Whether you are ready or not, on October 1, 2014, ICD-9 codes will be replaced with ICD-10 codes. This switch applies to all HIPAA compliant health care providers.

The transition from ICD-9 to ICD-10 will impact health care professionals, providers, billers, health plans, and anyone who analyzes health care claims data. As providers move to ICD-10, there will likely be an increase in fraud and misrepresentation stemming from coding confusion and compliance issues. If a health care provider incorrectly codes a diagnosis, the subsequent treatment can be subject to review or an audit. After October 1, 2014, all diagnoses will need to be coded and documented correctly in order for the provider to receive reimbursements.

To learn the latest ICD-10 news and access more resources, visit the CMS website at You can also contact Seminole County Medical Society to learn more on training and compliance events.

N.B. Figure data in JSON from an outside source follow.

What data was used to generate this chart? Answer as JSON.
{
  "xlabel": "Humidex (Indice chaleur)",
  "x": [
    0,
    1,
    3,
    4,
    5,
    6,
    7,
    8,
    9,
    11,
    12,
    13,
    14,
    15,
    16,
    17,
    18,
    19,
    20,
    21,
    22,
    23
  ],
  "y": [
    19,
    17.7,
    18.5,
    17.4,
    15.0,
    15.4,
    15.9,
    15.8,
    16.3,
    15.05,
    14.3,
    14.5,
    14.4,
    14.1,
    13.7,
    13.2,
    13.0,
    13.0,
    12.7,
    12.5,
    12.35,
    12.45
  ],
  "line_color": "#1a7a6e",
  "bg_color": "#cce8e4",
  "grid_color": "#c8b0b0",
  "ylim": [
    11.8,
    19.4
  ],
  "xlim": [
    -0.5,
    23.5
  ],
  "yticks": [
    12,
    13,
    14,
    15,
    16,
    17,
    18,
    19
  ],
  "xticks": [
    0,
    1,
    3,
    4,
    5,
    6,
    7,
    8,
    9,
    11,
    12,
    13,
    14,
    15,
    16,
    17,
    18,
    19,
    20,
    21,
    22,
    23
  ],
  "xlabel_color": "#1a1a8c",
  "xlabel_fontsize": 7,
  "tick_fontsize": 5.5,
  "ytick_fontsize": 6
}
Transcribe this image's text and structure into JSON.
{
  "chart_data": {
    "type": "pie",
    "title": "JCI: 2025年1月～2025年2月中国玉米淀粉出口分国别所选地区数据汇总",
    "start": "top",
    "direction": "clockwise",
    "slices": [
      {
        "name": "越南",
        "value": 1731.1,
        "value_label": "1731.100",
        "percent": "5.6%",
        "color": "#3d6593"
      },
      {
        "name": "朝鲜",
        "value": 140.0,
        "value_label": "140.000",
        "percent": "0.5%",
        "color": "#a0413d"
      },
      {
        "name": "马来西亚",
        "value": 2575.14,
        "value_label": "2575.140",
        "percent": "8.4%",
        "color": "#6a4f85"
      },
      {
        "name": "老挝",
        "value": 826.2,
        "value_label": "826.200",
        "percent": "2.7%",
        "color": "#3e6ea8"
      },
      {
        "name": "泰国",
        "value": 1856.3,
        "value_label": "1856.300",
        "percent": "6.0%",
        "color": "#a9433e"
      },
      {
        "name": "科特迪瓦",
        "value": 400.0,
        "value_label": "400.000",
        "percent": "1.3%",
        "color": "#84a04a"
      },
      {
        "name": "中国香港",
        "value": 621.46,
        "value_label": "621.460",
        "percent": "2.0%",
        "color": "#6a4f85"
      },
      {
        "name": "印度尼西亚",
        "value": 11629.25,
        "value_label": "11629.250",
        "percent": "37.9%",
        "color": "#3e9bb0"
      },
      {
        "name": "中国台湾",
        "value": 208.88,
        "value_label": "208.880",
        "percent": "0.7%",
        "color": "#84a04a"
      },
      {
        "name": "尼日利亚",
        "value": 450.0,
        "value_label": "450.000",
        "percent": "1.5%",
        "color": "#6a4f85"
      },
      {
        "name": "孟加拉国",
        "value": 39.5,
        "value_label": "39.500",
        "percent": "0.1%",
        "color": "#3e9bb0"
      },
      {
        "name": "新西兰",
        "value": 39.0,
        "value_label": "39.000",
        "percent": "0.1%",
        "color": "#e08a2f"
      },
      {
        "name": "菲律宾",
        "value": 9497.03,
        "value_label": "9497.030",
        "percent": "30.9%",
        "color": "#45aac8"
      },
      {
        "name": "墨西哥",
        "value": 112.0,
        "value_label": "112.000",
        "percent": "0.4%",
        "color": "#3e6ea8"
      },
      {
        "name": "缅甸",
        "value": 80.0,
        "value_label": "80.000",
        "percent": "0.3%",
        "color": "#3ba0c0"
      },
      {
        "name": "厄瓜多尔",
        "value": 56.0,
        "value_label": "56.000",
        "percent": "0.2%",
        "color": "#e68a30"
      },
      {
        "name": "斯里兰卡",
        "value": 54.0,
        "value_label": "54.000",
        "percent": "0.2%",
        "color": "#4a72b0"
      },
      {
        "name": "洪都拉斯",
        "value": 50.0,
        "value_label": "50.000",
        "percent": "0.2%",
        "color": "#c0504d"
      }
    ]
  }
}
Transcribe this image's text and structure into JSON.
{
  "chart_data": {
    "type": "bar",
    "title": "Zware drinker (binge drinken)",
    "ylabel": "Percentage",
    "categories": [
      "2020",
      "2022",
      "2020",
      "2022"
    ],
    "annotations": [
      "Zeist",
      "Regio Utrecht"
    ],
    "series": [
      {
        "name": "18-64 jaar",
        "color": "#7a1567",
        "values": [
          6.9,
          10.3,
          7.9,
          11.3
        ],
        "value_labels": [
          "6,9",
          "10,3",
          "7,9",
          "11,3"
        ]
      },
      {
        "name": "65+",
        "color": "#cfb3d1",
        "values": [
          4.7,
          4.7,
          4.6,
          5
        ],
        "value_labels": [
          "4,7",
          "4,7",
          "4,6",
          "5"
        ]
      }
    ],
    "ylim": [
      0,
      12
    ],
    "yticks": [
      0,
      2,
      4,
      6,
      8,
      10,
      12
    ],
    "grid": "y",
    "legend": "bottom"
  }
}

The American Psychiatric Association (APA) published the fifth version of its Diagnostic and Statistical Manual of Mental Disorders (DSM-5) in May 2013. DSM-5 is a widely used handbook for psychiatrists, psychologists and health care professionals to access and diagnose mental disorders. This manual determines what counts as a mental disorder, therefore what insurers will cover. DSM-5 accounts for the abundance of new research and knowledge about mental disorders. It also includes new diagnoses for mental illnesses such as communication disorders, new depressive disorders and certain impulse related disorders.

DSM-5 diagnoses are often key factors in the assessment of Americans with Disabilities (ADA) claims. It is important for employers to become familiar with the manual as to be able to determine if a mental illness diagnosis qualifies as a disability.